Tourism troubles and taxation
The fact that Prime Minister Christie has tourism troubles of his own should not diminish the importance of his message. As is well known, in the last few weeks the Bahamas has been suffering economically, as a consequence of a filing for bankruptcy in the United States by the resort owners of Baha Mar, the Chinese-built mega-resort. It has also been the case that the Bahamas, unlike any other regional destination, appears to have been the first to be affected negatively by the desire of many US citizens to travel to Cuba.
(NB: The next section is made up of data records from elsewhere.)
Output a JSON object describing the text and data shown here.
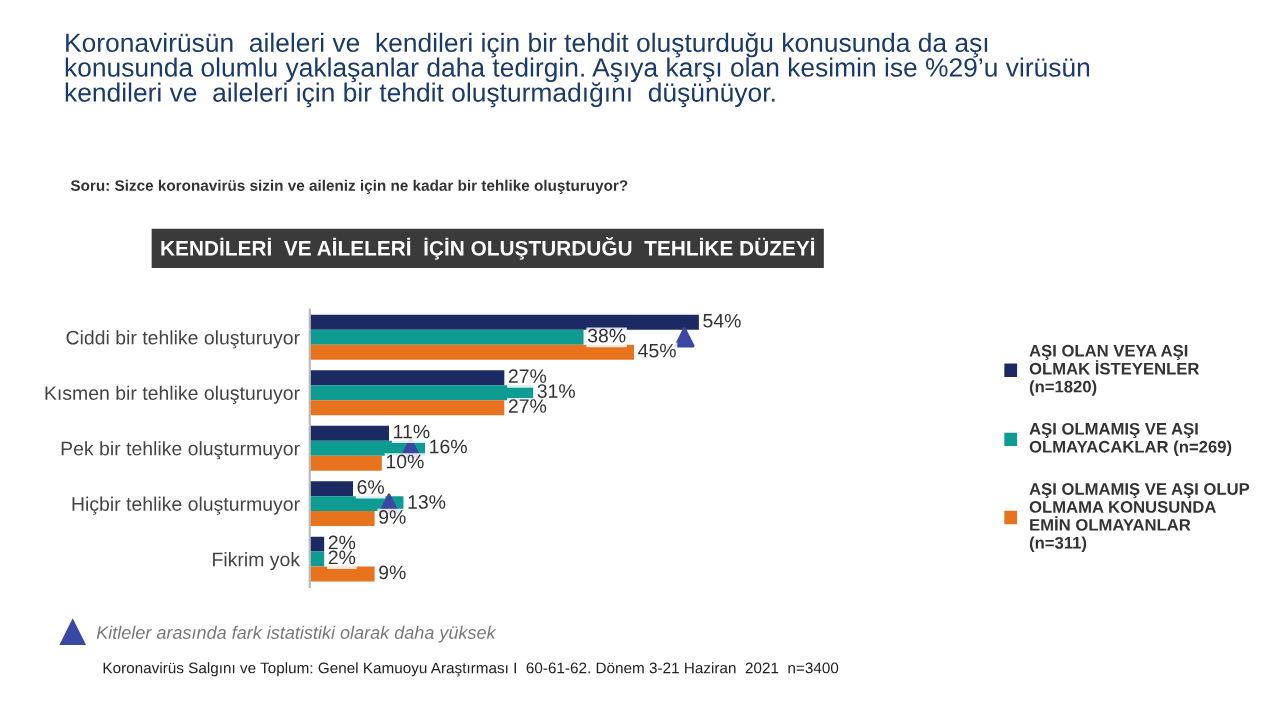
{
  "chart_data": {
    "type": "bar",
    "orientation": "horizontal",
    "title": "Koronavirüsün  aileleri ve  kendileri için bir tehdit oluşturduğu konusunda da aşı\nkonusunda olumlu yaklaşanlar daha tedirgin. Aşıya karşı olan kesimin ise %29’u virüsün\nkendileri ve  aileleri için bir tehdit oluşturmadığını  düşünüyor.",
    "subtitle": "Soru: Sizce koronavirüs sizin ve aileniz için ne kadar bir tehlike oluşturuyor?",
    "categories": [
      "Ciddi bir tehlike oluşturuyor",
      "Kısmen bir tehlike oluşturuyor",
      "Pek bir tehlike oluşturmuyor",
      "Hiçbir tehlike oluşturmuyor",
      "Fikrim yok"
    ],
    "series": [
      {
        "name": "AŞI OLAN VEYA AŞI\nOLMAK İSTEYENLER\n(n=1820)",
        "color": "#1b2a63",
        "values": [
          54,
          27,
          11,
          6,
          2
        ],
        "value_labels": [
          "54%",
          "27%",
          "11%",
          "6%",
          "2%"
        ]
      },
      {
        "name": "AŞI OLMAMIŞ VE AŞI\nOLMAYACAKLAR (n=269)",
        "color": "#0e9b91",
        "values": [
          38,
          31,
          16,
          13,
          2
        ],
        "value_labels": [
          "38%",
          "31%",
          "16%",
          "13%",
          "2%"
        ]
      },
      {
        "name": "AŞI OLMAMIŞ VE AŞI OLUP\nOLMAMA KONUSUNDA\nEMİN OLMAYANLAR\n(n=311)",
        "color": "#e8731f",
        "values": [
          45,
          27,
          10,
          9,
          9
        ],
        "value_labels": [
          "45%",
          "27%",
          "10%",
          "9%",
          "9%"
        ]
      },
      {
        "name": "Kitleler arasında fark istatistiki olarak daha yüksek",
        "type": "scatter",
        "marker": "triangle",
        "color": "#3a47a3",
        "values": [
          52,
          null,
          14,
          11,
          null
        ]
      }
    ],
    "legend": "right",
    "grid": false,
    "tick_labels": "y",
    "annotations": [
      "KENDİLERİ  VE AİLELERİ  İÇİN OLUŞTURDUĞU  TEHLİKE DÜZEYİ",
      "Koronavirüs Salgını ve Toplum: Genel Kamuoyu Araştırması I  60-61-62. Dönem 3-21 Haziran  2021  n=3400"
    ]
  }
}
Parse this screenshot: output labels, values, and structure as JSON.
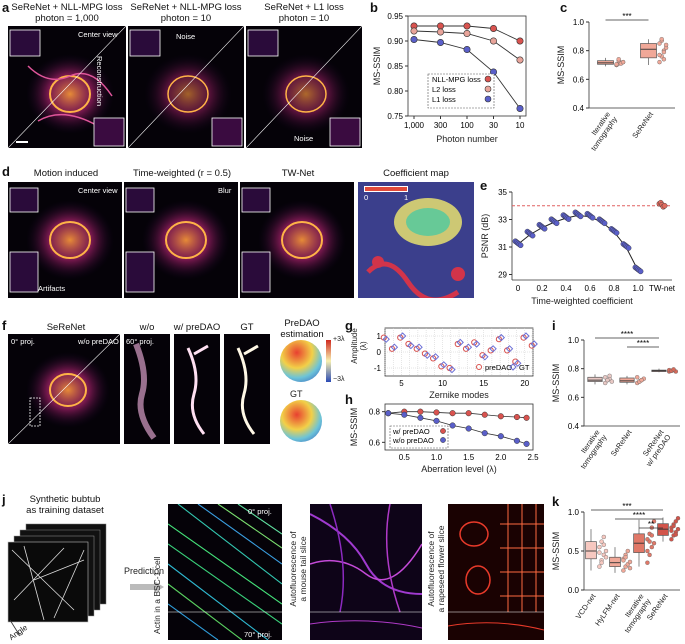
{
  "panels": {
    "a": {
      "label": "a",
      "titles": [
        "SeReNet + NLL-MPG loss\nphoton = 1,000",
        "SeReNet + NLL-MPG loss\nphoton = 10",
        "SeReNet + L1 loss\nphoton = 10"
      ],
      "annotations": {
        "center_view": "Center view",
        "reconstruction": "Reconstruction",
        "noise1": "Noise",
        "noise2": "Noise"
      }
    },
    "b": {
      "label": "b",
      "legend": [
        "NLL-MPG loss",
        "L2 loss",
        "L1 loss"
      ]
    },
    "c": {
      "label": "c",
      "sig": "***"
    },
    "d": {
      "label": "d",
      "titles": [
        "Motion induced",
        "Time-weighted (r = 0.5)",
        "TW-Net",
        "Coefficient map"
      ],
      "annotations": {
        "center_view": "Center view",
        "blur": "Blur",
        "artifacts": "Artifacts",
        "cmap_min": "0",
        "cmap_max": "1"
      }
    },
    "e": {
      "label": "e"
    },
    "f": {
      "label": "f",
      "titles": [
        "SeReNet",
        "w/o preDAO",
        "w/ preDAO",
        "GT",
        "PreDAO\nestimation"
      ],
      "annotations": {
        "proj0": "0° proj.",
        "proj60": "60° proj.",
        "wo": "w/o preDAO",
        "w": "w/ preDAO",
        "gt": "GT",
        "cb_max": "+3λ",
        "cb_min": "−3λ"
      }
    },
    "g": {
      "label": "g",
      "legend": [
        "preDAO",
        "GT"
      ]
    },
    "h": {
      "label": "h",
      "legend": [
        "w/ preDAO",
        "w/o preDAO"
      ]
    },
    "i": {
      "label": "i",
      "sig": [
        "****",
        "****"
      ]
    },
    "j": {
      "label": "j",
      "left_title": "Synthetic bubtub\nas training dataset",
      "arrow_label": "Prediction",
      "angle": "Angle",
      "vlabels": [
        "Actin in a BSC-1 cell",
        "Autofluorescence of\na mouse tail slice",
        "Autofluorescence of\na rapeseed flower slice"
      ],
      "proj0": "0° proj.",
      "proj70": "70° proj."
    },
    "k": {
      "label": "k",
      "sig": [
        "***",
        "****",
        "**"
      ]
    }
  },
  "chart_data": [
    {
      "id": "b",
      "type": "line",
      "xlabel": "Photon number",
      "ylabel": "MS-SSIM",
      "x": [
        "1,000",
        "300",
        "100",
        "30",
        "10"
      ],
      "ylim": [
        0.75,
        0.95
      ],
      "yticks": [
        0.75,
        0.8,
        0.85,
        0.9,
        0.95
      ],
      "series": [
        {
          "name": "NLL-MPG loss",
          "color": "#d9534f",
          "values": [
            0.93,
            0.93,
            0.93,
            0.925,
            0.9
          ]
        },
        {
          "name": "L2 loss",
          "color": "#e8a49a",
          "values": [
            0.92,
            0.918,
            0.915,
            0.9,
            0.862
          ]
        },
        {
          "name": "L1 loss",
          "color": "#5a5fc9",
          "values": [
            0.903,
            0.897,
            0.883,
            0.838,
            0.765
          ]
        }
      ]
    },
    {
      "id": "c",
      "type": "box",
      "ylabel": "MS-SSIM",
      "ylim": [
        0.4,
        1.0
      ],
      "yticks": [
        0.4,
        0.6,
        0.8,
        1.0
      ],
      "categories": [
        "Iterative\ntomography",
        "SeReNet"
      ],
      "boxes": [
        {
          "q1": 0.705,
          "median": 0.715,
          "q3": 0.73,
          "min": 0.69,
          "max": 0.75,
          "points": [
            0.7,
            0.71,
            0.715,
            0.72,
            0.7,
            0.73,
            0.71,
            0.72,
            0.705,
            0.74
          ]
        },
        {
          "q1": 0.75,
          "median": 0.81,
          "q3": 0.85,
          "min": 0.7,
          "max": 0.88,
          "points": [
            0.72,
            0.76,
            0.8,
            0.82,
            0.85,
            0.87,
            0.79,
            0.84,
            0.77,
            0.88,
            0.74
          ]
        }
      ]
    },
    {
      "id": "e",
      "type": "scatter",
      "xlabel": "Time-weighted coefficient",
      "ylabel": "PSNR (dB)",
      "xticks": [
        "0",
        "0.2",
        "0.4",
        "0.6",
        "0.8",
        "1.0",
        "TW-net"
      ],
      "ylim": [
        28.6,
        35.0
      ],
      "yticks": [
        29,
        31,
        33,
        35
      ],
      "reference_line": 34.0,
      "x": [
        0.0,
        0.1,
        0.2,
        0.3,
        0.4,
        0.5,
        0.6,
        0.7,
        0.8,
        0.9,
        1.0
      ],
      "values": [
        31.2,
        31.9,
        32.4,
        32.8,
        33.1,
        33.3,
        33.2,
        32.8,
        32.1,
        31.0,
        29.3
      ],
      "twnet": 34.0
    },
    {
      "id": "g",
      "type": "scatter",
      "xlabel": "Zernike modes",
      "ylabel": "Amplitude\n(λ)",
      "xlim": [
        3,
        21
      ],
      "xticks": [
        5,
        10,
        15,
        20
      ],
      "ylim": [
        -1.5,
        1.5
      ],
      "yticks": [
        -1,
        0,
        1
      ],
      "x": [
        3,
        4,
        5,
        6,
        7,
        8,
        9,
        10,
        11,
        12,
        13,
        14,
        15,
        16,
        17,
        18,
        19,
        20,
        21
      ],
      "series": [
        {
          "name": "preDAO",
          "color": "#d9534f",
          "values": [
            0.9,
            0.2,
            0.9,
            0.5,
            0.2,
            -0.1,
            -0.4,
            -0.9,
            -1.0,
            0.5,
            0.2,
            0.6,
            -0.2,
            0.1,
            0.8,
            0.1,
            -0.6,
            0.9,
            0.4
          ]
        },
        {
          "name": "GT",
          "color": "#6a6fd6",
          "values": [
            0.8,
            0.3,
            1.0,
            0.4,
            0.3,
            -0.2,
            -0.3,
            -0.8,
            -1.1,
            0.6,
            0.3,
            0.5,
            -0.3,
            0.2,
            0.9,
            0.2,
            -0.7,
            1.0,
            0.5
          ]
        }
      ]
    },
    {
      "id": "h",
      "type": "line",
      "xlabel": "Aberration level (λ)",
      "ylabel": "MS-SSIM",
      "xlim": [
        0.2,
        2.5
      ],
      "xticks": [
        0.5,
        1.0,
        1.5,
        2.0,
        2.5
      ],
      "ylim": [
        0.55,
        0.85
      ],
      "yticks": [
        0.6,
        0.8
      ],
      "x": [
        0.25,
        0.5,
        0.75,
        1.0,
        1.25,
        1.5,
        1.75,
        2.0,
        2.25,
        2.4
      ],
      "series": [
        {
          "name": "w/ preDAO",
          "color": "#d9534f",
          "values": [
            0.79,
            0.8,
            0.8,
            0.795,
            0.79,
            0.79,
            0.78,
            0.77,
            0.765,
            0.76
          ]
        },
        {
          "name": "w/o preDAO",
          "color": "#5a5fc9",
          "values": [
            0.79,
            0.78,
            0.76,
            0.74,
            0.71,
            0.69,
            0.66,
            0.64,
            0.61,
            0.59
          ]
        }
      ]
    },
    {
      "id": "i",
      "type": "box",
      "ylabel": "MS-SSIM",
      "ylim": [
        0.4,
        1.0
      ],
      "yticks": [
        0.4,
        0.6,
        0.8,
        1.0
      ],
      "categories": [
        "Iterative\ntomography",
        "SeReNet",
        "SeReNet\nw/ preDAO"
      ],
      "boxes": [
        {
          "q1": 0.71,
          "median": 0.72,
          "q3": 0.74,
          "min": 0.69,
          "max": 0.76,
          "points": [
            0.7,
            0.72,
            0.73,
            0.71,
            0.74,
            0.72,
            0.75
          ]
        },
        {
          "q1": 0.705,
          "median": 0.715,
          "q3": 0.735,
          "min": 0.69,
          "max": 0.75,
          "points": [
            0.7,
            0.71,
            0.72,
            0.73,
            0.74,
            0.71,
            0.72
          ]
        },
        {
          "q1": 0.78,
          "median": 0.785,
          "q3": 0.79,
          "min": 0.775,
          "max": 0.8,
          "points": [
            0.78,
            0.785,
            0.79,
            0.78,
            0.79,
            0.785,
            0.795
          ]
        }
      ]
    },
    {
      "id": "k",
      "type": "box",
      "ylabel": "MS-SSIM",
      "ylim": [
        0.0,
        1.0
      ],
      "yticks": [
        0.0,
        0.5,
        1.0
      ],
      "categories": [
        "VCD-net",
        "HyLFM-net",
        "Iterative\ntomography",
        "SeReNet"
      ],
      "boxes": [
        {
          "q1": 0.4,
          "median": 0.5,
          "q3": 0.62,
          "min": 0.25,
          "max": 0.78,
          "points": [
            0.3,
            0.38,
            0.45,
            0.5,
            0.55,
            0.62,
            0.68,
            0.42,
            0.48,
            0.35,
            0.58
          ]
        },
        {
          "q1": 0.3,
          "median": 0.35,
          "q3": 0.42,
          "min": 0.22,
          "max": 0.55,
          "points": [
            0.25,
            0.3,
            0.33,
            0.36,
            0.4,
            0.45,
            0.5,
            0.28,
            0.38,
            0.42
          ]
        },
        {
          "q1": 0.48,
          "median": 0.6,
          "q3": 0.72,
          "min": 0.3,
          "max": 0.9,
          "points": [
            0.35,
            0.45,
            0.55,
            0.6,
            0.65,
            0.72,
            0.8,
            0.88,
            0.5,
            0.62,
            0.7
          ]
        },
        {
          "q1": 0.7,
          "median": 0.78,
          "q3": 0.85,
          "min": 0.62,
          "max": 0.93,
          "points": [
            0.65,
            0.7,
            0.74,
            0.78,
            0.8,
            0.84,
            0.88,
            0.92,
            0.76,
            0.82,
            0.71
          ]
        }
      ]
    }
  ]
}
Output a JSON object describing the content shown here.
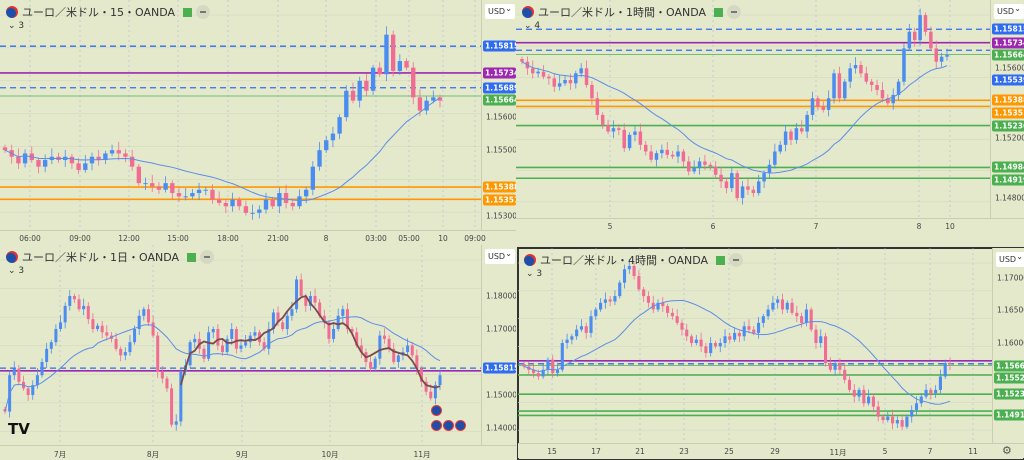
{
  "colors": {
    "bg": "#e5e9cc",
    "up": "#4a8cf0",
    "down": "#f06c93",
    "ma": "#5b8de8",
    "blue": "#2f6cf0",
    "purple": "#9c27b0",
    "green": "#4caf50",
    "orange": "#ff9800",
    "wave": "#7a4a4a"
  },
  "panels": [
    {
      "symbol": "ユーロ／米ドル",
      "interval": "15",
      "broker": "OANDA",
      "sep": "・",
      "collapse": "3",
      "currency": "USD",
      "axis_labels": [
        "1.15600",
        "1.15500",
        "1.15300"
      ],
      "time_labels": [
        "06:00",
        "09:00",
        "12:00",
        "15:00",
        "18:00",
        "21:00",
        "8",
        "03:00",
        "05:00",
        "10",
        "09:00"
      ],
      "hlines": [
        {
          "price": "1.15815",
          "color": "blue",
          "style": "dashed"
        },
        {
          "price": "1.15734",
          "color": "purple",
          "style": "solid"
        },
        {
          "price": "1.15689",
          "color": "blue",
          "style": "dashed"
        },
        {
          "price": "1.15664",
          "color": "green",
          "style": "thin"
        },
        {
          "price": "1.15388",
          "color": "orange",
          "style": "solid"
        },
        {
          "price": "1.15351",
          "color": "orange",
          "style": "solid"
        }
      ],
      "chart_data": {
        "type": "candlestick",
        "ylim": [
          1.15258,
          1.15955
        ],
        "ma_period": 20,
        "closes": [
          1.155,
          1.1548,
          1.1546,
          1.1549,
          1.1547,
          1.1545,
          1.1547,
          1.1548,
          1.1547,
          1.1548,
          1.1546,
          1.1544,
          1.1546,
          1.1548,
          1.1547,
          1.1549,
          1.155,
          1.1549,
          1.1548,
          1.1545,
          1.154,
          1.154,
          1.1539,
          1.1538,
          1.154,
          1.1537,
          1.1536,
          1.1536,
          1.1537,
          1.1538,
          1.1538,
          1.1535,
          1.1534,
          1.1533,
          1.1535,
          1.1533,
          1.1531,
          1.1531,
          1.1532,
          1.1535,
          1.1533,
          1.1537,
          1.1534,
          1.1533,
          1.1536,
          1.1538,
          1.1545,
          1.155,
          1.1553,
          1.1555,
          1.156,
          1.1568,
          1.1565,
          1.1571,
          1.1568,
          1.1575,
          1.1573,
          1.1585,
          1.1574,
          1.1577,
          1.1575,
          1.1566,
          1.1562,
          1.1565,
          1.1566,
          1.1565
        ]
      }
    },
    {
      "symbol": "ユーロ／米ドル",
      "interval": "1時間",
      "broker": "OANDA",
      "sep": "・",
      "collapse": "4",
      "currency": "USD",
      "axis_labels": [
        "1.15600",
        "1.15200",
        "1.14800"
      ],
      "time_labels": [
        "5",
        "6",
        "7",
        "8",
        "10"
      ],
      "hlines": [
        {
          "price": "1.15815",
          "color": "blue",
          "style": "dashed"
        },
        {
          "price": "1.15734",
          "color": "purple",
          "style": "solid"
        },
        {
          "price": "1.15689",
          "color": "blue",
          "style": "dashed",
          "hidden": true
        },
        {
          "price": "1.15664",
          "color": "green",
          "style": "thin"
        },
        {
          "price": "1.15539",
          "color": "blue",
          "style": "none"
        },
        {
          "price": "1.15388",
          "color": "orange",
          "style": "solid"
        },
        {
          "price": "1.15351",
          "color": "orange",
          "style": "solid"
        },
        {
          "price": "1.15236",
          "color": "green",
          "style": "solid"
        },
        {
          "price": "1.14984",
          "color": "green",
          "style": "solid"
        },
        {
          "price": "1.14919",
          "color": "green",
          "style": "solid"
        }
      ],
      "chart_data": {
        "type": "candlestick",
        "ylim": [
          1.1468,
          1.15991
        ],
        "ma_period": 20,
        "closes": [
          1.1562,
          1.1558,
          1.1555,
          1.1556,
          1.1553,
          1.1552,
          1.1547,
          1.1549,
          1.1551,
          1.1549,
          1.1555,
          1.1558,
          1.1548,
          1.154,
          1.153,
          1.1524,
          1.152,
          1.1522,
          1.1521,
          1.151,
          1.1518,
          1.152,
          1.1512,
          1.1508,
          1.1503,
          1.1507,
          1.1509,
          1.1506,
          1.1505,
          1.1508,
          1.1502,
          1.1496,
          1.1498,
          1.1502,
          1.15,
          1.1499,
          1.1494,
          1.149,
          1.1486,
          1.1495,
          1.148,
          1.1487,
          1.1485,
          1.1483,
          1.149,
          1.1495,
          1.15,
          1.1508,
          1.1512,
          1.152,
          1.1515,
          1.1522,
          1.152,
          1.153,
          1.154,
          1.1535,
          1.1533,
          1.154,
          1.1555,
          1.154,
          1.155,
          1.1558,
          1.156,
          1.1555,
          1.155,
          1.1548,
          1.1545,
          1.154,
          1.1537,
          1.1542,
          1.155,
          1.157,
          1.158,
          1.1575,
          1.159,
          1.158,
          1.157,
          1.1562,
          1.1565,
          1.1566
        ]
      }
    },
    {
      "symbol": "ユーロ／米ドル",
      "interval": "1日",
      "broker": "OANDA",
      "sep": "・",
      "collapse": "3",
      "currency": "USD",
      "axis_labels": [
        "1.18000",
        "1.17000",
        "1.15000",
        "1.14000"
      ],
      "time_labels": [
        "7月",
        "8月",
        "9月",
        "10月",
        "11月"
      ],
      "hlines": [
        {
          "price": "1.15815",
          "color": "blue",
          "style": "dashed"
        },
        {
          "price": "1.15734",
          "color": "purple",
          "style": "solid",
          "hidden": true
        }
      ],
      "chart_data": {
        "type": "candlestick",
        "ylim": [
          1.13485,
          1.19545
        ],
        "ma_period": 20,
        "closes": [
          1.145,
          1.156,
          1.158,
          1.154,
          1.152,
          1.15,
          1.153,
          1.156,
          1.16,
          1.164,
          1.166,
          1.17,
          1.172,
          1.177,
          1.18,
          1.179,
          1.176,
          1.177,
          1.173,
          1.17,
          1.171,
          1.169,
          1.168,
          1.167,
          1.164,
          1.162,
          1.163,
          1.166,
          1.17,
          1.174,
          1.176,
          1.172,
          1.168,
          1.157,
          1.155,
          1.152,
          1.141,
          1.142,
          1.157,
          1.159,
          1.166,
          1.167,
          1.164,
          1.161,
          1.169,
          1.17,
          1.165,
          1.163,
          1.167,
          1.17,
          1.164,
          1.165,
          1.166,
          1.168,
          1.169,
          1.166,
          1.164,
          1.17,
          1.175,
          1.172,
          1.17,
          1.174,
          1.176,
          1.185,
          1.18,
          1.177,
          1.18,
          1.178,
          1.174,
          1.172,
          1.167,
          1.17,
          1.174,
          1.176,
          1.17,
          1.169,
          1.165,
          1.163,
          1.16,
          1.158,
          1.161,
          1.168,
          1.167,
          1.164,
          1.16,
          1.162,
          1.163,
          1.165,
          1.162,
          1.158,
          1.154,
          1.151,
          1.149,
          1.153,
          1.156
        ]
      }
    },
    {
      "symbol": "ユーロ／米ドル",
      "interval": "4時間",
      "broker": "OANDA",
      "sep": "・",
      "collapse": "3",
      "currency": "USD",
      "axis_labels": [
        "1.17000",
        "1.16500",
        "1.16000"
      ],
      "time_labels": [
        "15",
        "17",
        "21",
        "23",
        "25",
        "29",
        "11月",
        "5",
        "7",
        "11"
      ],
      "hlines": [
        {
          "price": "1.15734",
          "color": "purple",
          "style": "solid",
          "hidden": true
        },
        {
          "price": "1.15689",
          "color": "blue",
          "style": "dashed",
          "hidden": true
        },
        {
          "price": "1.15664",
          "color": "green",
          "style": "thin"
        },
        {
          "price": "1.15522",
          "color": "green",
          "style": "solid"
        },
        {
          "price": "1.15236",
          "color": "green",
          "style": "solid"
        },
        {
          "price": "1.14984",
          "color": "green",
          "style": "solid",
          "hidden": true
        },
        {
          "price": "1.14919",
          "color": "green",
          "style": "solid"
        }
      ],
      "chart_data": {
        "type": "candlestick",
        "ylim": [
          1.14507,
          1.17418
        ],
        "ma_period": 20,
        "closes": [
          1.1565,
          1.156,
          1.1555,
          1.155,
          1.156,
          1.1575,
          1.1555,
          1.156,
          1.16,
          1.1605,
          1.161,
          1.162,
          1.1625,
          1.1615,
          1.164,
          1.165,
          1.166,
          1.1665,
          1.1662,
          1.167,
          1.169,
          1.171,
          1.1715,
          1.17,
          1.168,
          1.167,
          1.166,
          1.165,
          1.166,
          1.1655,
          1.1645,
          1.164,
          1.163,
          1.162,
          1.161,
          1.16,
          1.1605,
          1.1595,
          1.1585,
          1.16,
          1.1595,
          1.16,
          1.161,
          1.1605,
          1.1615,
          1.161,
          1.1625,
          1.162,
          1.1615,
          1.163,
          1.164,
          1.165,
          1.166,
          1.1665,
          1.165,
          1.166,
          1.1645,
          1.164,
          1.163,
          1.165,
          1.162,
          1.16,
          1.161,
          1.157,
          1.156,
          1.157,
          1.156,
          1.1545,
          1.153,
          1.152,
          1.153,
          1.151,
          1.152,
          1.1505,
          1.149,
          1.1485,
          1.149,
          1.148,
          1.1485,
          1.1475,
          1.149,
          1.15,
          1.151,
          1.152,
          1.153,
          1.1525,
          1.153,
          1.155,
          1.157,
          1.1568
        ]
      }
    }
  ]
}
The Bahamas Prime Minister also challenged regional orthodoxy on tourism taxation by suggesting that the region needed to take action to explore whether the “present high taxes” on airline tickets “have the effect of reducing travel rather than increasing it”. In doing so he suggested the region examine the likely effects of a reduction in ticket taxes and the possible initiation of a related bilateral discussion with the United States and Canada on tourism taxes.
Need for a new regional tourism approach
There is no shortage of ideas to bolster the tourism sector. For example, one response to increased Cuban competition was recently suggested by Jamaica’s opposition Leader, Andrew Holness: a focus on multi-centre tourism in the Northern Caribbean with governments initiating exchanges on quality airlift linking Montego Bay, Havana, Nassau, and Cayman, and the free movement of visitors based on a single regional visa. But beyond this, CHTA and CTO are suggesting a tactic of strategic significance: a step change in regional thinking about future tourism from North America.
Trade negotiations with Canada have halted and the Economic Partnership Agreement (EPA) with Europe is defunct. The greatest source of new investment, employment, and comparative advantage for the region is in tourism. This suggests that it is time for tourism to be at the forefront of CARICOM’s thinking about future regional growth, and as Prime Minister Christie suggests, it is the subject of a detailed and well-prepared discussion for the next meeting of Caribbean Heads of Government.